Die Auswirkungen der seit Wochen laufenden Tarifverhandlungen im bayerischen Groß- und Außenhandel sind inzwischen für Kundinnen und Kunden deutlich spürbar. Besonders stark betroffen sind auch in der Region die Edeka-Märkte.
Leere Eistruhen bei hochsommerlichen Temperaturen, deutliche Lücken in den Regalen bei Chips, Gummibärchen und Olivenöl: Der Gang in den Supermarkt dürfte bei einigen Kunden dieser Tage böse Erinnerung an die Hochphase der Corona-Zeit wecken. Doch diesmal sorgt nicht eine Pandemie für Versorgungslücken, sondern eine heftige Tarifauseinandersetzung.
Dass vor allem die fränkischen Edeka-Märkte betroffen sind, liegt daran, dass alle fünf Lager- und Logistikzentren, die für die Region wichtig sind, bis zum vergangenen Sonntag wochenlang bestreikt wurden. In Berbersdorf (Sachsen), im oberfränkischen Marktredwitz, in Gochsheim (Landkreis Schweinfurt), in Schwabach und auch in Sachsen bei Ansbach ging nichts mehr. Das Unternehmen spricht von rund 150 Streiktagen über mehrere Wochen am Stück und bezeichnet das Vorgehen der Gewerkschaft Verdi als „aggressiv und nicht nachvollziehbar“.
Edeka ging „aufgrund der Unverhältnismäßigkeit“ juristisch gegen die Streiks vor, erklärte Stefanie Schmitt, die Sprecherin von Edeka Nordbayern-Sachsen-Thüringen. Seit Sonntag waren die Ausstände in Sachsen bei Ansbach und Schwabach durch eine einstweilige Verfügung des Nürnberger Arbeitsgerichts untersagt. Allerdings kassierte das Landesarbeitsgericht diese Entscheidung am Donnerstag wieder, so dass dort ab sofort die Arbeit erneut niedergelegt werden darf.
Edeka stört sich vor allem daran, dass es in deutlich größerem Umfang bestreikt wird als alle anderen an den Verhandlungen beteiligten Einzelhandels-Unternehmen.

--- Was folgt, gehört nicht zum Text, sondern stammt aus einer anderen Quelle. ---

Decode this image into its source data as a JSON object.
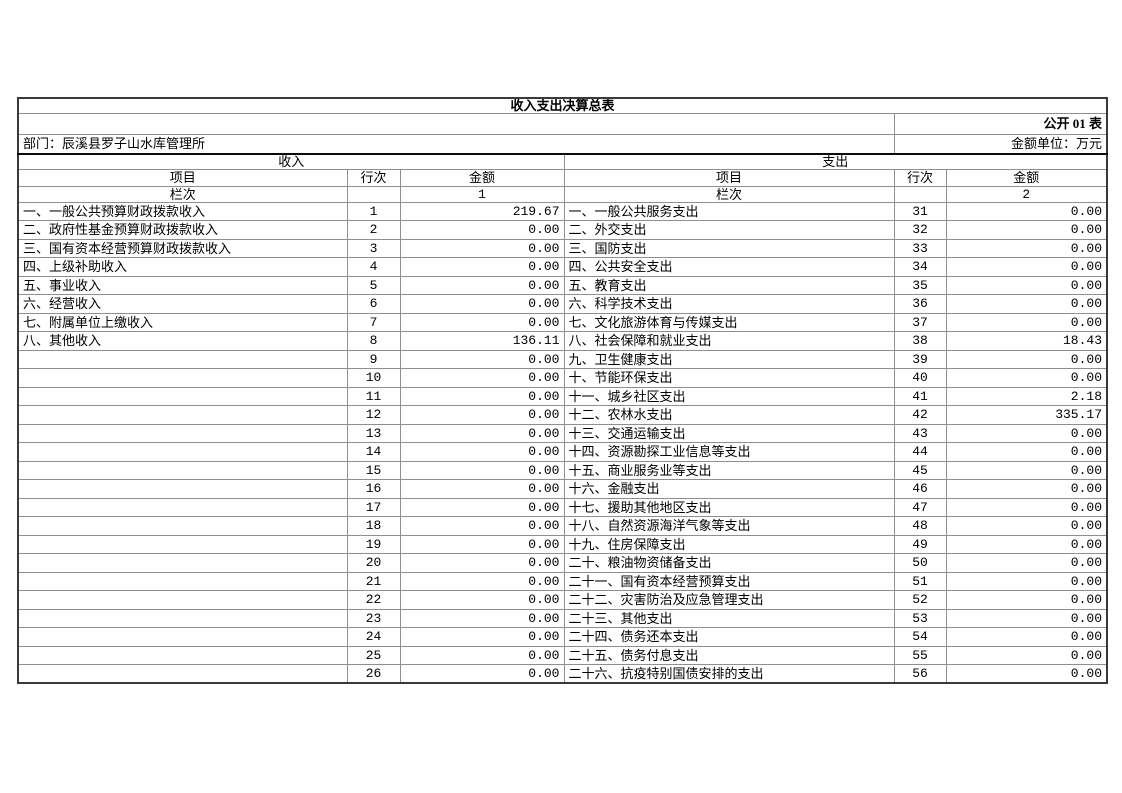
{
  "page": {
    "title": "收入支出决算总表",
    "table_code": "公开 01 表",
    "department_label": "部门：辰溪县罗子山水库管理所",
    "unit_label": "金额单位：万元"
  },
  "headers": {
    "income_section": "收入",
    "expense_section": "支出",
    "item": "项目",
    "row_no": "行次",
    "amount": "金额",
    "column_label": "栏次",
    "income_column_no": "1",
    "expense_column_no": "2"
  },
  "income_rows": [
    {
      "item": "一、一般公共预算财政拨款收入",
      "row": "1",
      "amount": "219.67"
    },
    {
      "item": "二、政府性基金预算财政拨款收入",
      "row": "2",
      "amount": "0.00"
    },
    {
      "item": "三、国有资本经营预算财政拨款收入",
      "row": "3",
      "amount": "0.00"
    },
    {
      "item": "四、上级补助收入",
      "row": "4",
      "amount": "0.00"
    },
    {
      "item": "五、事业收入",
      "row": "5",
      "amount": "0.00"
    },
    {
      "item": "六、经营收入",
      "row": "6",
      "amount": "0.00"
    },
    {
      "item": "七、附属单位上缴收入",
      "row": "7",
      "amount": "0.00"
    },
    {
      "item": "八、其他收入",
      "row": "8",
      "amount": "136.11"
    },
    {
      "item": "",
      "row": "9",
      "amount": "0.00"
    },
    {
      "item": "",
      "row": "10",
      "amount": "0.00"
    },
    {
      "item": "",
      "row": "11",
      "amount": "0.00"
    },
    {
      "item": "",
      "row": "12",
      "amount": "0.00"
    },
    {
      "item": "",
      "row": "13",
      "amount": "0.00"
    },
    {
      "item": "",
      "row": "14",
      "amount": "0.00"
    },
    {
      "item": "",
      "row": "15",
      "amount": "0.00"
    },
    {
      "item": "",
      "row": "16",
      "amount": "0.00"
    },
    {
      "item": "",
      "row": "17",
      "amount": "0.00"
    },
    {
      "item": "",
      "row": "18",
      "amount": "0.00"
    },
    {
      "item": "",
      "row": "19",
      "amount": "0.00"
    },
    {
      "item": "",
      "row": "20",
      "amount": "0.00"
    },
    {
      "item": "",
      "row": "21",
      "amount": "0.00"
    },
    {
      "item": "",
      "row": "22",
      "amount": "0.00"
    },
    {
      "item": "",
      "row": "23",
      "amount": "0.00"
    },
    {
      "item": "",
      "row": "24",
      "amount": "0.00"
    },
    {
      "item": "",
      "row": "25",
      "amount": "0.00"
    },
    {
      "item": "",
      "row": "26",
      "amount": "0.00"
    }
  ],
  "expense_rows": [
    {
      "item": "一、一般公共服务支出",
      "row": "31",
      "amount": "0.00"
    },
    {
      "item": "二、外交支出",
      "row": "32",
      "amount": "0.00"
    },
    {
      "item": "三、国防支出",
      "row": "33",
      "amount": "0.00"
    },
    {
      "item": "四、公共安全支出",
      "row": "34",
      "amount": "0.00"
    },
    {
      "item": "五、教育支出",
      "row": "35",
      "amount": "0.00"
    },
    {
      "item": "六、科学技术支出",
      "row": "36",
      "amount": "0.00"
    },
    {
      "item": "七、文化旅游体育与传媒支出",
      "row": "37",
      "amount": "0.00"
    },
    {
      "item": "八、社会保障和就业支出",
      "row": "38",
      "amount": "18.43"
    },
    {
      "item": "九、卫生健康支出",
      "row": "39",
      "amount": "0.00"
    },
    {
      "item": "十、节能环保支出",
      "row": "40",
      "amount": "0.00"
    },
    {
      "item": "十一、城乡社区支出",
      "row": "41",
      "amount": "2.18"
    },
    {
      "item": "十二、农林水支出",
      "row": "42",
      "amount": "335.17"
    },
    {
      "item": "十三、交通运输支出",
      "row": "43",
      "amount": "0.00"
    },
    {
      "item": "十四、资源勘探工业信息等支出",
      "row": "44",
      "amount": "0.00"
    },
    {
      "item": "十五、商业服务业等支出",
      "row": "45",
      "amount": "0.00"
    },
    {
      "item": "十六、金融支出",
      "row": "46",
      "amount": "0.00"
    },
    {
      "item": "十七、援助其他地区支出",
      "row": "47",
      "amount": "0.00"
    },
    {
      "item": "十八、自然资源海洋气象等支出",
      "row": "48",
      "amount": "0.00"
    },
    {
      "item": "十九、住房保障支出",
      "row": "49",
      "amount": "0.00"
    },
    {
      "item": "二十、粮油物资储备支出",
      "row": "50",
      "amount": "0.00"
    },
    {
      "item": "二十一、国有资本经营预算支出",
      "row": "51",
      "amount": "0.00"
    },
    {
      "item": "二十二、灾害防治及应急管理支出",
      "row": "52",
      "amount": "0.00"
    },
    {
      "item": "二十三、其他支出",
      "row": "53",
      "amount": "0.00"
    },
    {
      "item": "二十四、债务还本支出",
      "row": "54",
      "amount": "0.00"
    },
    {
      "item": "二十五、债务付息支出",
      "row": "55",
      "amount": "0.00"
    },
    {
      "item": "二十六、抗疫特别国债安排的支出",
      "row": "56",
      "amount": "0.00"
    }
  ]
}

So wurden die Lücken in den Edeka-Regalen zuletzt immer größer, während die Auswirkungen in anderen Läden überschaubar blieben. Schmitt vermutet, dass das daran liegt, dass bei Edeka mehr Personal gewerkschaftlich organisiert ist als anderswo.
Immerhin habe man es trotz der schwierigen Situation geschafft, jeden Tag frisches Obst und Gemüse zu liefern. Engpässe gab es dagegen laut der Sprecherin vor allem bei Einweggetränken, großen Verpackungen und Tiefkühlware.

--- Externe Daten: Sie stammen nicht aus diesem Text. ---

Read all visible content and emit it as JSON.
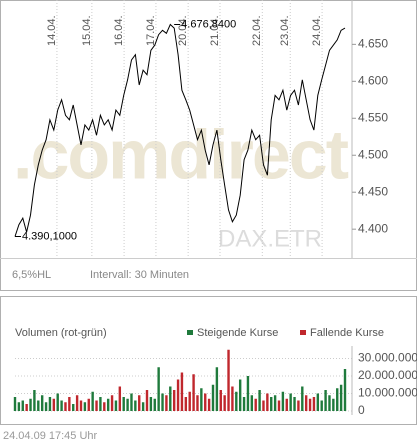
{
  "chart_data": [
    {
      "type": "line",
      "watermark": ".comdirect",
      "source_label": "DAX.ETR",
      "notes": [
        "6,5%HL",
        "Intervall: 30 Minuten"
      ],
      "annotations": [
        {
          "text": "4.676,8400",
          "x": 41,
          "y": 4676.84
        },
        {
          "text": "4.390,1000",
          "x": 0,
          "y": 4390.1
        }
      ],
      "xlim": [
        0,
        85
      ],
      "xticks": [
        {
          "value": 10.8,
          "label": "14.04."
        },
        {
          "value": 19.8,
          "label": "15.04."
        },
        {
          "value": 28.1,
          "label": "16.04."
        },
        {
          "value": 36.3,
          "label": "17.04."
        },
        {
          "value": 44.6,
          "label": "20.04."
        },
        {
          "value": 52.8,
          "label": "21.04."
        },
        {
          "value": 63.7,
          "label": "22.04."
        },
        {
          "value": 70.9,
          "label": "23.04."
        },
        {
          "value": 79.1,
          "label": "24.04."
        }
      ],
      "ylim": [
        4361,
        4710
      ],
      "yticks": [
        {
          "value": 4400,
          "label": "4.400"
        },
        {
          "value": 4450,
          "label": "4.450"
        },
        {
          "value": 4500,
          "label": "4.500"
        },
        {
          "value": 4550,
          "label": "4.550"
        },
        {
          "value": 4600,
          "label": "4.600"
        },
        {
          "value": 4650,
          "label": "4.650"
        }
      ],
      "grid": "x",
      "color": "#000000",
      "values": [
        4390.1,
        4406,
        4415,
        4396,
        4419,
        4460,
        4487,
        4507,
        4521,
        4548,
        4534,
        4561,
        4575,
        4554,
        4548,
        4568,
        4541,
        4514,
        4541,
        4534,
        4548,
        4527,
        4554,
        4541,
        4548,
        4534,
        4561,
        4554,
        4581,
        4602,
        4629,
        4636,
        4595,
        4615,
        4609,
        4642,
        4649,
        4663,
        4669,
        4665,
        4676.84,
        4672,
        4636,
        4588,
        4575,
        4561,
        4541,
        4521,
        4534,
        4507,
        4487,
        4514,
        4534,
        4494,
        4460,
        4426,
        4410,
        4419,
        4446,
        4494,
        4507,
        4534,
        4521,
        4527,
        4487,
        4473,
        4548,
        4581,
        4575,
        4588,
        4561,
        4581,
        4588,
        4568,
        4602,
        4575,
        4548,
        4534,
        4581,
        4602,
        4622,
        4642,
        4649,
        4656,
        4669,
        4672
      ]
    },
    {
      "type": "bar",
      "title": "Volumen (rot-grün)",
      "xlim": [
        0,
        85
      ],
      "ylim": [
        0,
        36000000
      ],
      "yticks": [
        0,
        {
          "value": 10000000,
          "label": "10.000.000"
        },
        {
          "value": 20000000,
          "label": "20.000.000"
        },
        {
          "value": 30000000,
          "label": "30.000.000"
        }
      ],
      "grid": "y",
      "series": [
        {
          "name": "Steigende Kurse",
          "color": "#1f7a3c",
          "values": [
            8000000.0,
            5000000.0,
            6000000.0,
            null,
            7000000.0,
            12000000.0,
            6000000.0,
            9000000.0,
            5000000.0,
            8000000.0,
            null,
            10000000.0,
            6000000.0,
            null,
            null,
            4000000.0,
            null,
            null,
            5000000.0,
            null,
            11000000.0,
            null,
            8000000.0,
            null,
            7000000.0,
            null,
            6000000.0,
            null,
            8000000.0,
            7000000.0,
            10000000.0,
            6000000.0,
            null,
            5000000.0,
            null,
            8000000.0,
            7000000.0,
            25000000.0,
            10000000.0,
            null,
            14000000.0,
            null,
            null,
            null,
            null,
            null,
            null,
            null,
            13000000.0,
            null,
            null,
            15000000.0,
            25000000.0,
            null,
            null,
            null,
            null,
            11000000.0,
            18000000.0,
            8000000.0,
            20000000.0,
            9000000.0,
            null,
            12000000.0,
            null,
            null,
            8000000.0,
            9000000.0,
            null,
            11000000.0,
            null,
            10000000.0,
            8000000.0,
            null,
            14000000.0,
            null,
            null,
            null,
            10000000.0,
            6000000.0,
            12000000.0,
            9000000.0,
            7000000.0,
            13000000.0,
            15000000.0,
            24000000.0
          ]
        },
        {
          "name": "Fallende Kurse",
          "color": "#c0272d",
          "values": [
            null,
            null,
            null,
            4000000.0,
            null,
            null,
            null,
            null,
            null,
            null,
            7000000.0,
            null,
            null,
            5000000.0,
            8000000.0,
            null,
            9000000.0,
            6000000.0,
            null,
            7000000.0,
            null,
            6000000.0,
            null,
            5000000.0,
            null,
            9000000.0,
            null,
            14000000.0,
            null,
            null,
            null,
            null,
            9000000.0,
            null,
            12000000.0,
            null,
            null,
            null,
            null,
            9000000.0,
            null,
            12000000.0,
            18000000.0,
            22000000.0,
            8000000.0,
            11000000.0,
            21000000.0,
            9000000.0,
            null,
            10000000.0,
            7000000.0,
            null,
            null,
            12000000.0,
            9000000.0,
            35000000.0,
            14000000.0,
            null,
            null,
            null,
            null,
            null,
            7000000.0,
            null,
            6000000.0,
            10000000.0,
            null,
            null,
            6000000.0,
            null,
            7000000.0,
            null,
            null,
            6000000.0,
            null,
            9000000.0,
            7000000.0,
            8000000.0,
            null,
            null,
            null,
            null,
            null,
            null,
            null,
            null
          ]
        }
      ]
    }
  ],
  "timestamp": "24.04.09   17:45 Uhr"
}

Da am Dienstag die nächste Verhandlungsrunde stattfand, wurde Anfang dieser Woche nicht gestreikt. Diese vorübergehende Pause helfe dem Unternehmen: „Die Regale sahen nicht mehr gut aus“, räumte Schmitt ein. Inzwischen verbessere sich die Lage aber täglich. Da jedoch auch diese Runde ergebnislos endete, rechnet sie damit, dass es sich nur um eine kurze Verschnaufpause handelt. Die soll dazu genutzt werden, die Märkte wieder so gut wie möglich zu befüllen. Wie lange das dauert, hänge im Einzelfall von der Größe des Ladens ab. „Wo normalerweise täglich ein Lkw Ware bringt, müssen jetzt drei Lkw liefern, damit wir aufholen“, erklärte Schmitt.
Die nächste Verhandlungsrunde findet erst am 28. August statt. Damit dürfte es auch in den Sommerferien zu Engpässen bei Edeka kommen. Verdi zumindest kündigte bereits weitere Ausstände an: „Die Beschäftigten werden sich gegen dieses existenzbedrohende Verhalten der Arbeitgeber mit weiteren Streiks wehren“, machte Verhandlungsführer Thomas Gürlebeck in einer Pressemitteilung deutlich.
Die Gewerkschaft bezeichnet das Verhalten der Arbeitgeber als skandalös. „Es ist ihnen schlicht egal, ob die Beschäftigten ihren Lebensunterhalt noch würdevoll bestreiten können“, lautet Gürlebecks Vorwurf.